Que se passe-t-il lorsque la génération qui a rendu les années 1960 un peu plus sauvages franchit le seuil des homes ? Le personnel soignant trouve des sex toys dans les tiroirs et des magazines pornos sous les matelas. Et cela provoque quelques tensions. Voici la révolution sexuelle, clap deuxième.

« Il n’y pas si longtemps, je rencontre trois vieilles dames qui tricotent », dit Joeri De Ren de l’Antwerp Care Company, en introduction à une journée d’étude sur les personnes âgées et la sexualité. « Je leur demande ce qu’elles tricotent exactement et l’une d’elles me répond  » Tout ! Et si tu veux, je te fais un maillot de bain. Viens me rejoindre dans ma chambre, et je prendrai tes mesures ! J’étais sous le choc.
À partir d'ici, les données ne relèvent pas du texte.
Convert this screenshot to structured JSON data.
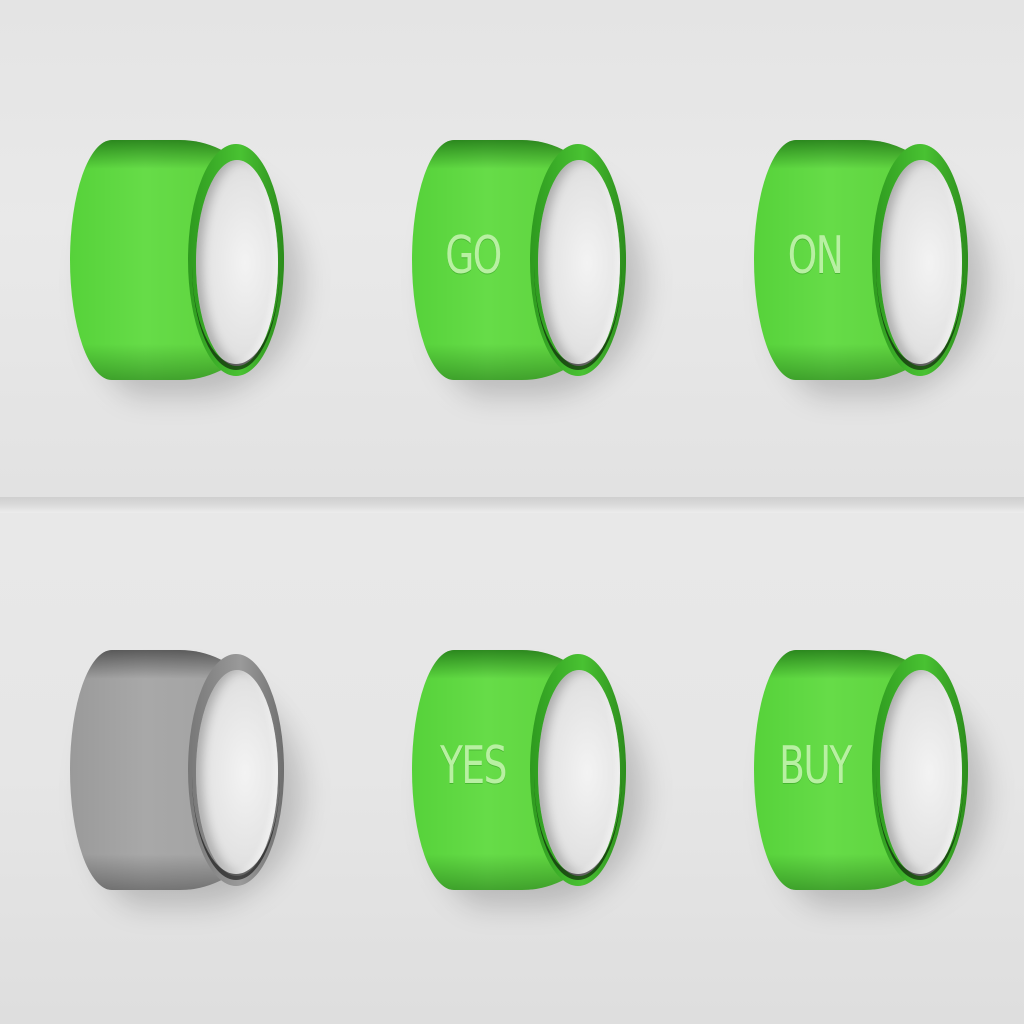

Une femme de 80 ans flirtait avec moi ! »

On rit dans la salle, mais l’anecdote fait surtout ressortir deux choses. Un : les jeunes pensent que les personnes plus âgées n’ont plus de rapports sexuels. Deux : ils ont tort.

Selon Tom Claes, professeur au Département de philosophie et de sciences morales de l’Université de Gand, la recherche montre que les personnes âgées de 60 à 82 ans, et ayant le même partenaire depuis au moins 25 ans, considèrent que la qualité de leur vie sexuelle est aujourd’hui supérieure à ce qu’elle était auparavant. Alors non, les frissons du plaisir ne disparaissent pas avec le temps. Cela a de tout temps été le cas. « La seule différence c’est qu’aujourd’hui on s’en cache nettement moins », remarquent de nombreux acteurs dans les soins de santé.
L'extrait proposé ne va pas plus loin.